Why does internal audit allow itself to be defined by others? Or put in audit terms, why does it define itself by exception? You know the score, well good internal audit is not external audit because… or good internal audit is not consultancy because… or good internal audit is not compliance because… or good internal audit is not risk management because… You get the idea.
Now these statements are true. Good internal audit is none of these things, that’s because good internal audit is good internal audit. Internal auditing is sufficient in its own right. Good internal audit is neither consultancy, nor financial statements auditing, nor risk management nor compliance.
Good internal audit has none of the flaws of these practices nor is it specifically designed to be pale imitations of them. Take consulting. Let’s define that negatively. Consulting is non risk based, dependent on management, lacking independence and objectivity (no consultant I know ever went against their paymasters), lacking a systematic process of application, with a poor record of gaining a disciplined evidence base and absent of critical quality assurance both internally and to objective international standards and without the right of reporting to the governing body of organisations or their audit committees to ensure their work is acted upon, considered and the organisation they serve improved. There, how about that for negative definition! So why do internal auditors define anything thoughtful, well argued, complex and nuanced and getting to a heart of a business that the auditor will know well, as being ‘consultancy’.
Similarly at the other end. Compliance. Let’s define this as mindless and uncritical policing and ticking of low-level operational controls with a lack of regard to the context, strategy and risk appetite of the business and without the disciplined, risk-based, systematic analysis of the whole of the organisation and the people that deliver it, without a route of guaranteed reporting to the board and audit committee to make change and recommendations happen.
Or my particular favourite. Let’s define external audit: an elaborate verification of the veracity of a single document per annum irrespective of the value of that document to the business or its stakeholders, against a set of ever more complex and unhelpful rules with some non business-related, non risk-based compliance controls advice over the production of that financial statement without any regard to the underlying business model or risk except, for a bland statement that the business will exist in 12 months’ time.

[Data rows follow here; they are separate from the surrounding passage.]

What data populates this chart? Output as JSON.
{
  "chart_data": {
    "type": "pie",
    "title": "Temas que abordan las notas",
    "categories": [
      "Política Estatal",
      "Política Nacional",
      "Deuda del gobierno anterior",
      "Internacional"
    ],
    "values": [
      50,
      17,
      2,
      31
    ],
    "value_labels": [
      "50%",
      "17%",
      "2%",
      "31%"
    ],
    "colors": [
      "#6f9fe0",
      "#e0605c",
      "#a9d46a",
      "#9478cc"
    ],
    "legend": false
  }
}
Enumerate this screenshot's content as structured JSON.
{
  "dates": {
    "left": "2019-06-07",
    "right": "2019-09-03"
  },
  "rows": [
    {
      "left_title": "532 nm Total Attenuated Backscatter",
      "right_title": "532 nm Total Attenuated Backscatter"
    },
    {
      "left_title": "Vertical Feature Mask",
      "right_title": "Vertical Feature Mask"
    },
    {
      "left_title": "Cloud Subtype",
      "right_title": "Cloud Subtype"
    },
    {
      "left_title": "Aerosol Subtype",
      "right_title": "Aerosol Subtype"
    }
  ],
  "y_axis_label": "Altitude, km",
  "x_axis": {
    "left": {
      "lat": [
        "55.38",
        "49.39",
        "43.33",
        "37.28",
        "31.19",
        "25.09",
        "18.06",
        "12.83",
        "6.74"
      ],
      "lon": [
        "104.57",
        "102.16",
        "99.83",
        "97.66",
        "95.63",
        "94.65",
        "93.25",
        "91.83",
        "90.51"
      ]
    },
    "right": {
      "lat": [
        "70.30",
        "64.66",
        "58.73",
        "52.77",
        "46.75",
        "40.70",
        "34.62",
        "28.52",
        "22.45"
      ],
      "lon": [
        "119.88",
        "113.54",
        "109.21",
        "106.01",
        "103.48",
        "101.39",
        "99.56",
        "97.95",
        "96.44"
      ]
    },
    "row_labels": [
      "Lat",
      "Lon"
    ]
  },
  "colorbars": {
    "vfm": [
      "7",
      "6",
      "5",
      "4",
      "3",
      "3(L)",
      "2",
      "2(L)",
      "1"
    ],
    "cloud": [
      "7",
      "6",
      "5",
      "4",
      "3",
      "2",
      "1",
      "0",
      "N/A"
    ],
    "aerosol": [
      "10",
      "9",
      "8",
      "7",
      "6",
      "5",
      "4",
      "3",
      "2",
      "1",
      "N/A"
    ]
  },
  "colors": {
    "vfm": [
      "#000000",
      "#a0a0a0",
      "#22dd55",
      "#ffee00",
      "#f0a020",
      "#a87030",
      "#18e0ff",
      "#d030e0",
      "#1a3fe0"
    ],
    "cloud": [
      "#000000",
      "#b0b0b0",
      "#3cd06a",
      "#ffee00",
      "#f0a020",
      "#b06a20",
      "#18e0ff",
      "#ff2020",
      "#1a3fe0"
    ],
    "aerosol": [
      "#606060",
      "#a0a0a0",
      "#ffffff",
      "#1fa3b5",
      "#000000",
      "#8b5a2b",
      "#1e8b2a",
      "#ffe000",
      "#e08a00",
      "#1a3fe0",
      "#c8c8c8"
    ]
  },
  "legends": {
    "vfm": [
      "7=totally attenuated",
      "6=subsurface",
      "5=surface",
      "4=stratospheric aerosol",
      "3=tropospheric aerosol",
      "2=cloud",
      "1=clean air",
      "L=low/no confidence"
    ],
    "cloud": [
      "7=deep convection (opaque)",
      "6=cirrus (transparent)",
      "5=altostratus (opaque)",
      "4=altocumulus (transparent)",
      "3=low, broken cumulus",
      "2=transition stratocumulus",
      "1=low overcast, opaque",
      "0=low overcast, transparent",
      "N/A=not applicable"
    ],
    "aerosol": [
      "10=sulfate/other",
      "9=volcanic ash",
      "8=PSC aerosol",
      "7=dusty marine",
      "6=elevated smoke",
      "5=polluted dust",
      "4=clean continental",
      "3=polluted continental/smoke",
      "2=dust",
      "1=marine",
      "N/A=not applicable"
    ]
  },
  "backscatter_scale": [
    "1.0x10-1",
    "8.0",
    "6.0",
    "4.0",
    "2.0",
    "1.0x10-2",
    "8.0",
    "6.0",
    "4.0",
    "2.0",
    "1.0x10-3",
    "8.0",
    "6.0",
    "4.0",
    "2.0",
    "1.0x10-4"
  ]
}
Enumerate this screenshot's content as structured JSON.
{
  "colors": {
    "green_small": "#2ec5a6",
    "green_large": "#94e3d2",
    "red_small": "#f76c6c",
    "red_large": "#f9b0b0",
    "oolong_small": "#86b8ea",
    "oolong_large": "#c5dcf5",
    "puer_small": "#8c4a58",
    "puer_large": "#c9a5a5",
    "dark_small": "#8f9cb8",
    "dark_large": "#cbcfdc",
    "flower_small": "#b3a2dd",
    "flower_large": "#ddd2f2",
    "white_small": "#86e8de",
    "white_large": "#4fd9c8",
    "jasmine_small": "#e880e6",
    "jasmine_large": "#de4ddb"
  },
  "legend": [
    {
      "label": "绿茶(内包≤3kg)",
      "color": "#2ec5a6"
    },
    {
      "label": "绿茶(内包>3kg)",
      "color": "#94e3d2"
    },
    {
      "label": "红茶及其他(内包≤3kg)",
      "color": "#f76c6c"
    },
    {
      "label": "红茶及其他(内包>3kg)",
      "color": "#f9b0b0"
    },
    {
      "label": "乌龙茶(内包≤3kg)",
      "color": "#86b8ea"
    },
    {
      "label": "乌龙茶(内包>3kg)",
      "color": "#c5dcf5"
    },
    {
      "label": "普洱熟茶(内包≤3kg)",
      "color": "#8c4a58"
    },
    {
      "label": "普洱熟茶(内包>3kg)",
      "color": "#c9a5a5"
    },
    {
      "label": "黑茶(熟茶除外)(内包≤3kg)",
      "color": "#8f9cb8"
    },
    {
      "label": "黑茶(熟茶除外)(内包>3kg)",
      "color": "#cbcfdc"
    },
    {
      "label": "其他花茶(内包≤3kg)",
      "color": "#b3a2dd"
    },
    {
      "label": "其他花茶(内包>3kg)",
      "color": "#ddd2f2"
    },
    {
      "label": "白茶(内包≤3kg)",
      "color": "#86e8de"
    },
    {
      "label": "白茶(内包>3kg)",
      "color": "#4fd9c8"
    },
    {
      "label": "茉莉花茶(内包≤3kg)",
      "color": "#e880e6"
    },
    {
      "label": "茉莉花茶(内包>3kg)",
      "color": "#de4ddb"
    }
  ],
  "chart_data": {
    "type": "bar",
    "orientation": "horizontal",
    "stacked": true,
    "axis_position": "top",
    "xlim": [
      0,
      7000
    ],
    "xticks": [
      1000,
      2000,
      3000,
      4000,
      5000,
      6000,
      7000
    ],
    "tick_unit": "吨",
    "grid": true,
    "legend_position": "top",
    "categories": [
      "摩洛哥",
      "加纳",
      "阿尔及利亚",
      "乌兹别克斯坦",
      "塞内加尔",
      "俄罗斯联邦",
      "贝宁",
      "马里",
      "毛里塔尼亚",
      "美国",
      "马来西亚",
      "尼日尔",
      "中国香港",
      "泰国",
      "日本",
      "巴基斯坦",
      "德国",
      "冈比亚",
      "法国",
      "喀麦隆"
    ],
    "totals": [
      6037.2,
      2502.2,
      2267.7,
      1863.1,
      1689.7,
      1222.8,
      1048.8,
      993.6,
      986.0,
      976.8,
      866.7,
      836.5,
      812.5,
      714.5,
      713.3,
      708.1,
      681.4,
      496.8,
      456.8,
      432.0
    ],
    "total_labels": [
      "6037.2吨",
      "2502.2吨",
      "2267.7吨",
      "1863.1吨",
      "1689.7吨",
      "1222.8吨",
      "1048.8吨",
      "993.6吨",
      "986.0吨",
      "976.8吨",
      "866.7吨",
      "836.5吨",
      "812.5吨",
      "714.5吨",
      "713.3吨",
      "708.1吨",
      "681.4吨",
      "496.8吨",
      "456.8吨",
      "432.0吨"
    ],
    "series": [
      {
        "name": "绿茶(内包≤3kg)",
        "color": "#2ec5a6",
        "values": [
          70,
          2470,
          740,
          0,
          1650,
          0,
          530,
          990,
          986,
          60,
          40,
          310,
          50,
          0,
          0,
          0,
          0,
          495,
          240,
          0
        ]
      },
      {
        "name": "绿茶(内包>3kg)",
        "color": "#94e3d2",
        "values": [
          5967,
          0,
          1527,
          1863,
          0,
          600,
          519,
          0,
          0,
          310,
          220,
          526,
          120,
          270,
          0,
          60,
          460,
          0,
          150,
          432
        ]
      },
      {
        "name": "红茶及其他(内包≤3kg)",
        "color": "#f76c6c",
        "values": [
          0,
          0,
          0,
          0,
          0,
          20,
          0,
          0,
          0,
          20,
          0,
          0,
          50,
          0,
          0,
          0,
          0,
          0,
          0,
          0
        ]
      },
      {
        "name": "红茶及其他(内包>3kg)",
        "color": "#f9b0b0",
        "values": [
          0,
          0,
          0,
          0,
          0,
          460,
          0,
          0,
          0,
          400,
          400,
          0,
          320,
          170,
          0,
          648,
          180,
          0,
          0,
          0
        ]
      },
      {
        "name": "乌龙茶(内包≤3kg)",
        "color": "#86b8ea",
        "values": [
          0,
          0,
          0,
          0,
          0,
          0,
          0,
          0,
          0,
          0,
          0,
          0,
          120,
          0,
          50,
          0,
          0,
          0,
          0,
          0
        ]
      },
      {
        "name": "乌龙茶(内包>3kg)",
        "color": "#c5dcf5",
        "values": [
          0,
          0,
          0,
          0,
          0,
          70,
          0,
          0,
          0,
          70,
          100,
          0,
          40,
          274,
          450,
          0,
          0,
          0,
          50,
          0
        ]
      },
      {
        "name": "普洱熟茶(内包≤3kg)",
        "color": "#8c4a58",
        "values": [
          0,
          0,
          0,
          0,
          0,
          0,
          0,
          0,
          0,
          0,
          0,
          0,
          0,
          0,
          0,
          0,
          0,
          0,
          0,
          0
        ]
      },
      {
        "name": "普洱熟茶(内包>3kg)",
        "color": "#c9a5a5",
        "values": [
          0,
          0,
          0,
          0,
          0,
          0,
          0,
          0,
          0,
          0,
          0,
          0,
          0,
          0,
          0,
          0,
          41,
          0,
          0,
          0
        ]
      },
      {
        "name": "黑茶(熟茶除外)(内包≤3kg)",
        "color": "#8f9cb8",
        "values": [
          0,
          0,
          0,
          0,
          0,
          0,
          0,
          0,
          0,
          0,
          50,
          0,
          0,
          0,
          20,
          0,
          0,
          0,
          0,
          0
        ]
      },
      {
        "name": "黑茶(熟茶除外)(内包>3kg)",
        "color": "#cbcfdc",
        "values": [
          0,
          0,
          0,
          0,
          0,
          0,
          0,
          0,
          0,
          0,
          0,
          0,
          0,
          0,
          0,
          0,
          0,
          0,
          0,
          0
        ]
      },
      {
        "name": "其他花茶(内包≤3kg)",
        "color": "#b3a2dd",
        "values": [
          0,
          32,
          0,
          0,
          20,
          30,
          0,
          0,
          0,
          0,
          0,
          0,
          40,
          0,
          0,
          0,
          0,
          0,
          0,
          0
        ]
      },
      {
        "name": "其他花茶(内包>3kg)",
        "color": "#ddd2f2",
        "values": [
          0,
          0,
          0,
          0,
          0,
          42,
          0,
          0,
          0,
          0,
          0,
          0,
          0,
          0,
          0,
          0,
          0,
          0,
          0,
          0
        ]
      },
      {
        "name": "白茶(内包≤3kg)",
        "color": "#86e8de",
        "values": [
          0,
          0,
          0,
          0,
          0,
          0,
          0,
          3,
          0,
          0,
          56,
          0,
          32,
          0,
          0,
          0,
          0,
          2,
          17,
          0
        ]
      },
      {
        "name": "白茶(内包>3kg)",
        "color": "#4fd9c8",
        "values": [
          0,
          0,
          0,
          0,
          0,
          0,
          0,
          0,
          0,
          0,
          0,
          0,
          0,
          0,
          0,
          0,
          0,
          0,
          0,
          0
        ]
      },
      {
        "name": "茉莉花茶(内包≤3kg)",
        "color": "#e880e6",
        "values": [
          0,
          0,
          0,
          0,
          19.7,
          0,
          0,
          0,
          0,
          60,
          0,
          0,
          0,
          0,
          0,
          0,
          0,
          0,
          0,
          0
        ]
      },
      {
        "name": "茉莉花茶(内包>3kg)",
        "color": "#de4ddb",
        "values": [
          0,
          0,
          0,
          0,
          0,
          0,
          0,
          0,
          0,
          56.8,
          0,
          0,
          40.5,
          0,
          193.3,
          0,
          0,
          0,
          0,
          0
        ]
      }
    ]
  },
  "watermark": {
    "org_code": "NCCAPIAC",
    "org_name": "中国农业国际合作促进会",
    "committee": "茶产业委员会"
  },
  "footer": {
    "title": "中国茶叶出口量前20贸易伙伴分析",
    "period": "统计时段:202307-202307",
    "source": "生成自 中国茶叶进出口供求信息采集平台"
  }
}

Now of course none of these characterisations is entirely accurate. Consultancy can be helpful, many external auditors try to bring value well outside of their remit and report on the regularity of funds’ use as well, and compliance can be key to some businesses’ survival. It illustrates though how far internal audit as a profession has to go before it feels comfortable in its own skin.
Internal audit has some great things to commend it and being an internal auditor is increasingly important as business practice, and its ethical, moral and effective delivery seem ever more challenging. Only this week we learn that G4S has allegedly made up the qualifications of the staff it has managed to find. A good internal auditor could and would have picked this up and dealt with it (I have no knowledge over G4S’s IA arrangements, perhaps they did and were ignored). Good internal audit is good internal audit, it is thoughtful, independent (in attitude not appearance) and critically supportive of the management and governing teams it works for. We are a chartered profession (in the UK) now. So let’s build on that and make a real difference to the organisations we work with and in turn, the societies and markets in which they work, and be proud to make that contribution.